Another limitation I see with scons is the code quality: scons is a relatively old project, and focused a lot on backward compatibility, with a lot of cruft (scons still support python 1.5). There is still a lot of development happening, and is still supported; scons is used in several high profile projects (some vmware products are built with scons, Intel acknowledges its use internally, Google uses it – Steve Knight, the first author of scons works at Google on the Chrome project, and chromes sources have scons scripts). But there is a lot of tight coupling, and changing core implementations issues is extremely challenging. It is definitely much better than distutils (in the sense that in distutils, everything is wrong: the implementation, the documentation, the UI, the concepts). But fixing scons tight coupling is a huge task, to the point where rewriting from scratch some core parts may be easier (see here). There are also some design decisions in scons which are not great, like options handling (everything is passed through Environments instances, which is nothing more than a big global variable).
A potential solution would be to use waf insteaf of scons. Waf started as a scons fork, and dropped backward compatibility. Waf has several advantages:
- it is much smaller and nicer implementation-wise than scons (core waf is ~ 4000 LOC, scons is ten times more). There are some things I can do today in waf I still have no idea how to do in scons, although I am much more familiar with the latter.

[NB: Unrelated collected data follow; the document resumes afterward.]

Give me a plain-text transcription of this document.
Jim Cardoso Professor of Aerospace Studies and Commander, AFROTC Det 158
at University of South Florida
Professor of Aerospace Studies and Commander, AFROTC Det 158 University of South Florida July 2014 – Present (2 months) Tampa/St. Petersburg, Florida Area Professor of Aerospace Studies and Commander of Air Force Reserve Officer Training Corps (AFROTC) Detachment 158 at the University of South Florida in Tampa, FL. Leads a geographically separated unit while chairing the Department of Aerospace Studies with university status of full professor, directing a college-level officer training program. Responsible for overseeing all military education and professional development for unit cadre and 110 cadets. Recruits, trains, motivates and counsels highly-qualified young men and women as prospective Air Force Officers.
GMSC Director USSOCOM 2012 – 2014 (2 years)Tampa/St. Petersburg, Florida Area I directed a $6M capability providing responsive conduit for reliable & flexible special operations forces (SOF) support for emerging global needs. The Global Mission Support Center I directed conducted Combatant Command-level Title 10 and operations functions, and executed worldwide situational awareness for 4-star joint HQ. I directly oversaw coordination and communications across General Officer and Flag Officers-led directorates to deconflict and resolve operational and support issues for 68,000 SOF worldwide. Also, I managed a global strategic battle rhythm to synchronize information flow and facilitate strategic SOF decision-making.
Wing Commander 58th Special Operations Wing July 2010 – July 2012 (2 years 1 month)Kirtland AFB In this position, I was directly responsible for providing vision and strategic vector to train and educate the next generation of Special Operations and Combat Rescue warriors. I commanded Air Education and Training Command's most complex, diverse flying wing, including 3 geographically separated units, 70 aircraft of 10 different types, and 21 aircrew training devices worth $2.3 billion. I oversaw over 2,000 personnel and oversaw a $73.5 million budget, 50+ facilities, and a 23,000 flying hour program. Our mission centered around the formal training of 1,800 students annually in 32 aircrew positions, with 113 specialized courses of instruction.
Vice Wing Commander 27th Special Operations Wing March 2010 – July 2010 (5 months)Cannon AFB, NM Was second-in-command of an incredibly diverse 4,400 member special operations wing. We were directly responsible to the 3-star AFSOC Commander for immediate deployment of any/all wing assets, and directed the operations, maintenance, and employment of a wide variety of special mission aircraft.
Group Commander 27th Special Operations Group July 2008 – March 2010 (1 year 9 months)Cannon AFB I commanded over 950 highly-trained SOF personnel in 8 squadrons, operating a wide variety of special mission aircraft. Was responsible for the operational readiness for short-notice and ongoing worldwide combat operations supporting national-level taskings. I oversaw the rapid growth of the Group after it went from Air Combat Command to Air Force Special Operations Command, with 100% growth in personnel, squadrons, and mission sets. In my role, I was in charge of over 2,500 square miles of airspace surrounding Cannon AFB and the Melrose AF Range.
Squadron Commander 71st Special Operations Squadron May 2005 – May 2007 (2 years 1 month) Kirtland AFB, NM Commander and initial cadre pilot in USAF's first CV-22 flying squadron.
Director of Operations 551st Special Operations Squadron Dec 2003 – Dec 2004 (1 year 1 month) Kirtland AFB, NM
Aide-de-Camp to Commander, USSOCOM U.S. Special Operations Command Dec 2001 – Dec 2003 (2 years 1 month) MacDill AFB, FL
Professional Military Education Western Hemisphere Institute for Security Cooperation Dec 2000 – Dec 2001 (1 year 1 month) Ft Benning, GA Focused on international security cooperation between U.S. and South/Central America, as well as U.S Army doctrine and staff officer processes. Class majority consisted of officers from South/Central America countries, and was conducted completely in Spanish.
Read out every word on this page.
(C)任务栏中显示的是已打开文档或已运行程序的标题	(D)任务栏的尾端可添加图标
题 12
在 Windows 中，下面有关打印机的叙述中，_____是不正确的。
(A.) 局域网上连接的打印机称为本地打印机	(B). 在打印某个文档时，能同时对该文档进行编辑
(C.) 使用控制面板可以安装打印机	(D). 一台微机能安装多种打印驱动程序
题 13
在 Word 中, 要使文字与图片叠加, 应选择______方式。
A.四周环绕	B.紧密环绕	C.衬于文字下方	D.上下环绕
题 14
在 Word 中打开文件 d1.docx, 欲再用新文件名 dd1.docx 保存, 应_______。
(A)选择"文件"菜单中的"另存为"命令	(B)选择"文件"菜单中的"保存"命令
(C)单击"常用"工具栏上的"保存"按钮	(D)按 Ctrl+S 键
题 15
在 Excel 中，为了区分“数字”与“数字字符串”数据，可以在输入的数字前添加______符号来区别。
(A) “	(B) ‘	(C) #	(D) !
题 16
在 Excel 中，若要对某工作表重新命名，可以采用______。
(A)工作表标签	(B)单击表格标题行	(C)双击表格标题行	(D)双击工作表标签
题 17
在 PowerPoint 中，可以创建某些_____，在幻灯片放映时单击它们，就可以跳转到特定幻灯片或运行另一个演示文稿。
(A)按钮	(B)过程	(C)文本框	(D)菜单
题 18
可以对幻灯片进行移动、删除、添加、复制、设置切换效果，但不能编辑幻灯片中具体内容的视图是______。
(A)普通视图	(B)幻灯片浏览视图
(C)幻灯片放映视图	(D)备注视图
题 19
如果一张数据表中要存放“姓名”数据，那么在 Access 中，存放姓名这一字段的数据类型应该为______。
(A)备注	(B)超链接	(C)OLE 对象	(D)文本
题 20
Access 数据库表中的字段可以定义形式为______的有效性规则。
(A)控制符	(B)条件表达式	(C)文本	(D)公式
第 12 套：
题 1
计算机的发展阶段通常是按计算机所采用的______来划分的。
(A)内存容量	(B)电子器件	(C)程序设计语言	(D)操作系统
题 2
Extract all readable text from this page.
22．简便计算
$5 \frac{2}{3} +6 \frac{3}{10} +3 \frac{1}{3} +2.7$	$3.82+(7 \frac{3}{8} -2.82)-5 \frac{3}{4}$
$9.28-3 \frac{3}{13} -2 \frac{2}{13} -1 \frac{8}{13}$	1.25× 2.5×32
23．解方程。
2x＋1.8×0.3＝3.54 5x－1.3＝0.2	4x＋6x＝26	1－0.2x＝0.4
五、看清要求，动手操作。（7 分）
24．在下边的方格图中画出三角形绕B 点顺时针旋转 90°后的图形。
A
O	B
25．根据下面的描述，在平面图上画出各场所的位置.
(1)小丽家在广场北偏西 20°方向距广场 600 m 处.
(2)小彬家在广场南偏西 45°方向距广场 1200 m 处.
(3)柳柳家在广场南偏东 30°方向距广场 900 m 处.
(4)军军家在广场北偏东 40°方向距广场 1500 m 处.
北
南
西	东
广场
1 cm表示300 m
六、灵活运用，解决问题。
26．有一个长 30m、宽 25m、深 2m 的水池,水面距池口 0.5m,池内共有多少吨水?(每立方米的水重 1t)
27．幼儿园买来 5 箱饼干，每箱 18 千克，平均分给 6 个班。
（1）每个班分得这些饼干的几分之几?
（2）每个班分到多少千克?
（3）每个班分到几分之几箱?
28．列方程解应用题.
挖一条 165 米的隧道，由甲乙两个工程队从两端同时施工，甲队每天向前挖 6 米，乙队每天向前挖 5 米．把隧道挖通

- waf is much faster than scons (see here for some benchmarks)
- it seems like waf can be used as a library
- waf is not stable (the API kept changing; the main waf developer said he would focus on stability from now on)
- waf does not support Fortran – this one should be relatively easy to solve (I have some code working already for most fortran requirements in scipy)
- I am still not satisfied with its tool handling – that’s a hard problem though, I have not seen a single build tool which handle this well. That’s not a fundamental issue to prevent the use of waf.
- support on windows looks flaky
There may also be hope to see more cross-pollination between scons and waf – but that’s a long term goal, unless someone can work on it fulltime for at least several weeks IMHO. Porting numscons to waf should be relatively easy once fortran is handled – I think basic porting could be done in one day or two.
Ondrej also mentioned cmake: I think it would be very hard to build numpy with cmake, because it means you have to give up distutils entirely. How to make it work with easy_install ? How to generate tarballs, windows installers, etc… ? If anyone wants to try something else here is my suggestion: ignoring tarball/install issues, try to build numpy.core alone on windows, mac os X and linux, with either Atlas, Accelerate or nothing. Use scons scripts as informations for the checks to do (it is much more readable than distutils setup.py files). If you can do this, you will have solved most build details necessary to build the whole scipy. It will certainly give you a good overview of the difficulty of the task.